Success has many fathers, they say, and failure is an orphan. Like all such sayings, there is at least an element of truth in that.

Find someone in Limerick who isn’t claiming that they predicted greatness for Cian Lynch, Kyle Hayes and Gearoid Hegarty when they were still in nappies. In contrast, Dessie Farrell, who won the All-Ireland with Dublin last year, has few public backers.

There are inklings that no one in the Department of Agriculture is keen to claim authorship of the line in the proposed suckler scheme that would effectively cap the herd of any participants.

It’s hardly a surprise. The level of farmer anger is much higher over this measure than any potential cuts in direct payments that might ensue should the CAP reform proposals go through.

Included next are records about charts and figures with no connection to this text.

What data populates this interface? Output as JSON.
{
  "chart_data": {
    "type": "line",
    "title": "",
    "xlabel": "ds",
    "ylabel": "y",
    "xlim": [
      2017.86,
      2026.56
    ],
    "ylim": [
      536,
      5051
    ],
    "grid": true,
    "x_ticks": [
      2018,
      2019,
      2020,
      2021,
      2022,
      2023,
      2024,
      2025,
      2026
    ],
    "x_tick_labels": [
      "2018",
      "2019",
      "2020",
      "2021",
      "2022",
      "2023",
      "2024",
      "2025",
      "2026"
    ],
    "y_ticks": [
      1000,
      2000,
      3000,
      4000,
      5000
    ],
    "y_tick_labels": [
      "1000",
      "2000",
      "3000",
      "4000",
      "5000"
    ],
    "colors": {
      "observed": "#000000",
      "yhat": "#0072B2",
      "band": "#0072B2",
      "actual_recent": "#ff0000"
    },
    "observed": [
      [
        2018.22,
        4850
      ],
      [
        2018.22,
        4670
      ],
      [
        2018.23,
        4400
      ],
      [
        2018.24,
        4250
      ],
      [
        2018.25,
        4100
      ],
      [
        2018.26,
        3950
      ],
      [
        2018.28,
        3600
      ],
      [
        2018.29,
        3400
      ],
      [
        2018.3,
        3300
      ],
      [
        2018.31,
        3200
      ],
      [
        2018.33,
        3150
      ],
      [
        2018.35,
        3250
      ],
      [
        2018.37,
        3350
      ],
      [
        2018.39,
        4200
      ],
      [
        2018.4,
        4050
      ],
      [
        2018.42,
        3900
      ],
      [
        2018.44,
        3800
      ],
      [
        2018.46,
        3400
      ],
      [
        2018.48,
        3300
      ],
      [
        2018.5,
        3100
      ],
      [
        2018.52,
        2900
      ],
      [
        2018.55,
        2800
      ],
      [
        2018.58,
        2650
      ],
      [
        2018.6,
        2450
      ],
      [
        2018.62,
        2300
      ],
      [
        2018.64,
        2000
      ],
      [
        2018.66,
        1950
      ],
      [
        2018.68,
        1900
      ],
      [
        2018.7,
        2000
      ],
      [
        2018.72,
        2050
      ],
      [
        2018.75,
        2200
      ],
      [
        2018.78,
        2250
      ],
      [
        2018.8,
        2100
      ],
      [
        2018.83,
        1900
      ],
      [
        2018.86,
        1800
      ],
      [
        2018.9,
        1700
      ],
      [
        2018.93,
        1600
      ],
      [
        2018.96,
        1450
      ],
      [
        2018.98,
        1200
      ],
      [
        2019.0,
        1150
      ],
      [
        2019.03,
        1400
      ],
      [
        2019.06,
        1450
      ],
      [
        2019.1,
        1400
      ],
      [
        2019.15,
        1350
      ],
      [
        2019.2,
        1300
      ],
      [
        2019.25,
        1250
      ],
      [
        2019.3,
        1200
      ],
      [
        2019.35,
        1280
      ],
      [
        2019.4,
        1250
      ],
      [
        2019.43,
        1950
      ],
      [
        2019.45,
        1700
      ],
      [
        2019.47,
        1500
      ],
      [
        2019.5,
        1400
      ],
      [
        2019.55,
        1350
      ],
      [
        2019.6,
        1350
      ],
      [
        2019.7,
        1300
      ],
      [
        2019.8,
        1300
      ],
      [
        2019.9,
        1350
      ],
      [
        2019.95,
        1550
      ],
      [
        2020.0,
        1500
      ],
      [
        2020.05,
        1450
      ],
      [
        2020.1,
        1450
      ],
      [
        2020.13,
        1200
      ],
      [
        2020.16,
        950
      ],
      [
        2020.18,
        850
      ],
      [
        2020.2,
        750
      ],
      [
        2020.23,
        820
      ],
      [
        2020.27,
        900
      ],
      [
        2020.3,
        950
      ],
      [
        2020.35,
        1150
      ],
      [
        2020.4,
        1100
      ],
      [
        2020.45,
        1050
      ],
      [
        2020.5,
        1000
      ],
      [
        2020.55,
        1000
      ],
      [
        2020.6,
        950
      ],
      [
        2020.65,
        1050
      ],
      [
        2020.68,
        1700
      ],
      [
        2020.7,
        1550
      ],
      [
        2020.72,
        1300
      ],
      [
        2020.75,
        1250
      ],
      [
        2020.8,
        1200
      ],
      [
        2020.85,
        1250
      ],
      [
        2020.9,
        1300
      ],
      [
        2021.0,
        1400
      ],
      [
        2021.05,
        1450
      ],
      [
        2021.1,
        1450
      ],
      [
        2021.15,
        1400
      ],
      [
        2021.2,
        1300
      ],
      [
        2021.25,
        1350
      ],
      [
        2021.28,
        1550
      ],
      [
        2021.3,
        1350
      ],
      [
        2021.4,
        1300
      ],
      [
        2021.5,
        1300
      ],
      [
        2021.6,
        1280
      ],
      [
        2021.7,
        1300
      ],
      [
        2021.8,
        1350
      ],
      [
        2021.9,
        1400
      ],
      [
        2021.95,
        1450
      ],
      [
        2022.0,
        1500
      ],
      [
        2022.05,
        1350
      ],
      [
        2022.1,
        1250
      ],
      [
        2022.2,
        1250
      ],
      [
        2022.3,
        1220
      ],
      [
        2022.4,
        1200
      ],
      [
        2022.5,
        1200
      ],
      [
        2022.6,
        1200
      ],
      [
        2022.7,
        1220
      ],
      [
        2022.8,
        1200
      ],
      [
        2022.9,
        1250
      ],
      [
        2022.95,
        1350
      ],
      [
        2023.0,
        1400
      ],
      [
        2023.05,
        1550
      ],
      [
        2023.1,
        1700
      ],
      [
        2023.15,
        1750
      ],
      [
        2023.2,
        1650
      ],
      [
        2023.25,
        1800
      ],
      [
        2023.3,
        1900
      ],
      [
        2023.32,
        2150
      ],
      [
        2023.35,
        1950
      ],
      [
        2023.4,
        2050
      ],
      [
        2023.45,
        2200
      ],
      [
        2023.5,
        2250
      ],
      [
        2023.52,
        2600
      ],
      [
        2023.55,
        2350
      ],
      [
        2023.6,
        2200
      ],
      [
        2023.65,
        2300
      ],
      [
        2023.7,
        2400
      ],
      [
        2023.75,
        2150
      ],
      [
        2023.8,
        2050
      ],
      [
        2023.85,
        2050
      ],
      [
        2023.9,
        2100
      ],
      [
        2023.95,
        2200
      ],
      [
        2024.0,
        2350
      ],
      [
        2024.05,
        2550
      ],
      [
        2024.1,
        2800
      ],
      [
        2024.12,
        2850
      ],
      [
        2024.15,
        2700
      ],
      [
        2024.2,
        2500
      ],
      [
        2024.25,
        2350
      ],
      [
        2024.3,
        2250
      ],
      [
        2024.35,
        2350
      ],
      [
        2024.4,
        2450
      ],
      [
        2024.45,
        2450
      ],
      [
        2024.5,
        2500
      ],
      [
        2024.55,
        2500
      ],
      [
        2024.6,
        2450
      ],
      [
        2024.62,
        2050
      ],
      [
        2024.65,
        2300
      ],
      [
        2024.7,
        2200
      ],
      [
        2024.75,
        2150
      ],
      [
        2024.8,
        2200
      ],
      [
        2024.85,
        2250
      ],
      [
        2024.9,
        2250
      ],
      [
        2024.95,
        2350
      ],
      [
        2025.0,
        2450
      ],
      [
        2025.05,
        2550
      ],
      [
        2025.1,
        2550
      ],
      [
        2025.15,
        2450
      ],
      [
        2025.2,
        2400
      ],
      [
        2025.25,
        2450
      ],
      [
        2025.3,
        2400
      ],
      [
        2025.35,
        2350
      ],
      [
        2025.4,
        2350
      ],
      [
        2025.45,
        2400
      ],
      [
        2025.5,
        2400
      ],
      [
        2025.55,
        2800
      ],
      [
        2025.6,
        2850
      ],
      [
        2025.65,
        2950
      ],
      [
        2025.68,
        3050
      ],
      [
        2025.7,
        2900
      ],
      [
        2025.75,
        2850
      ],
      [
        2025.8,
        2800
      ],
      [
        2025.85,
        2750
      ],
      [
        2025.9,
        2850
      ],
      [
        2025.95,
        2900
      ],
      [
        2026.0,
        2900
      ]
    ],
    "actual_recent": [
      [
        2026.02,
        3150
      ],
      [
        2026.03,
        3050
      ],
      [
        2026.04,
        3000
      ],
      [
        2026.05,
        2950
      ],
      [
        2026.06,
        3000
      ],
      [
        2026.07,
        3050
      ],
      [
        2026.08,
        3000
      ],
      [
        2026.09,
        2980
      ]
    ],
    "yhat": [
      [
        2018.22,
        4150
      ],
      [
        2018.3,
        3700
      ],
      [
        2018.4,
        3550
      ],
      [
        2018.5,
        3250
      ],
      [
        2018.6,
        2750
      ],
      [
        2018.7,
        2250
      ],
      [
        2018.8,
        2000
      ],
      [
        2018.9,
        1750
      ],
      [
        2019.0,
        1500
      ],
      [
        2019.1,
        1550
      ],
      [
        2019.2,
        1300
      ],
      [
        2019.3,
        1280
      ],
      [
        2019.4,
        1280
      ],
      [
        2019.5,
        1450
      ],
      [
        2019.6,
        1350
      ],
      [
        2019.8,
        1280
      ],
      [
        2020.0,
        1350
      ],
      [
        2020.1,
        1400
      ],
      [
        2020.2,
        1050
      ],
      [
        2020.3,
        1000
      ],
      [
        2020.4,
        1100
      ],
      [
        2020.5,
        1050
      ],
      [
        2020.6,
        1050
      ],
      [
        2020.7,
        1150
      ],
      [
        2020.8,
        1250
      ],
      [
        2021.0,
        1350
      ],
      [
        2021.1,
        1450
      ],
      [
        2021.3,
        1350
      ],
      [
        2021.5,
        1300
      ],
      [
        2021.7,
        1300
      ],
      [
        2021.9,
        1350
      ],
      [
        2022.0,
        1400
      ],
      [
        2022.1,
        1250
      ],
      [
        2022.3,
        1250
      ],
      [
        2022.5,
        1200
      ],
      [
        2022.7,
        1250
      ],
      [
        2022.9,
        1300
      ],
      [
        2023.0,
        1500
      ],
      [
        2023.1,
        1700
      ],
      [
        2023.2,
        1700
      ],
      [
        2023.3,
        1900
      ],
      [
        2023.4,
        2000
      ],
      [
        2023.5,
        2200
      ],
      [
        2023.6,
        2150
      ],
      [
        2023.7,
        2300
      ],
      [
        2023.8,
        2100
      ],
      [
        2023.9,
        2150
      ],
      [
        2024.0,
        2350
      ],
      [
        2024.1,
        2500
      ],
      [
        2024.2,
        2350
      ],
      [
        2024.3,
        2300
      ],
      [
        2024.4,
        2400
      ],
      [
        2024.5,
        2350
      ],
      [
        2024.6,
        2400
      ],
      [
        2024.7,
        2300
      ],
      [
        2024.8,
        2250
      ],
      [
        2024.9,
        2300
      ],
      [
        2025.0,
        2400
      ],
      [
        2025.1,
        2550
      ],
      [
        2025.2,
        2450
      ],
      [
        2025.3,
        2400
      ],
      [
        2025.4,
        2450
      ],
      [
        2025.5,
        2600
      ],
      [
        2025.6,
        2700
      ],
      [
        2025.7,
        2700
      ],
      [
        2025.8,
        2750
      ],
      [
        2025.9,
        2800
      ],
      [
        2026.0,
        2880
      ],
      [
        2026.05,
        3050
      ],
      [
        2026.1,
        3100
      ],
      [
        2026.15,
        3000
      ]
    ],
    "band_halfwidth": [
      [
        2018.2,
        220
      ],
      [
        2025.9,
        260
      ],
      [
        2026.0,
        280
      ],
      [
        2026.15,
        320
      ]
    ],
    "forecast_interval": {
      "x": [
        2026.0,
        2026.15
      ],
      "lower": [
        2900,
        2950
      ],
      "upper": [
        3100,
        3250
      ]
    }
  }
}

And that in itself is understandable. The CAP proposals are complex and contain so many variables that it’s not easy for farmers to clearly see the likely effect on their payment.

In contrast, the suckler scheme cap is a single issue, and an emotive one.

Added to that is the fact that the farm organisations were, they all say, blindsided by this little hand grenade. Having run through the details of the proposed suckler scheme at a stakeholder meeting back in May, they say they were given less than an hour to peruse the final document before it went public on a Friday evening on a bank holiday weekend. It’s no wonder this change slipped an initial appraisal of what was a meaty document.

Broke the story

The first many of the senior representatives of suckler farmers across the farm organisations knew of the proposed cap was when Darren Carty broke the story on the Irish Farmers Journal website.

It was a slow train coming, with understanding of the cow cap and anger around it building in advance of the meetings.

While the town hall meetings were a much more antiseptic atmosphere compared to a packed hotel room of farmers looking for answers, there still was heat.

It was Valerie Woods and Maria Dunne who fielded the contentious questions, and explained the context of the proposal. Of course, nobody was accusing either of them of being the author.

Now, rumblings are reaching my ears that it came from outside the Department altogether, perhaps from the Department of Public Expenditure and Reform. There’s no such thing as a free lunch where Paschal Donohoe is concerned, goes the narrative.

So if no one wants to own this baby, is it a failure already?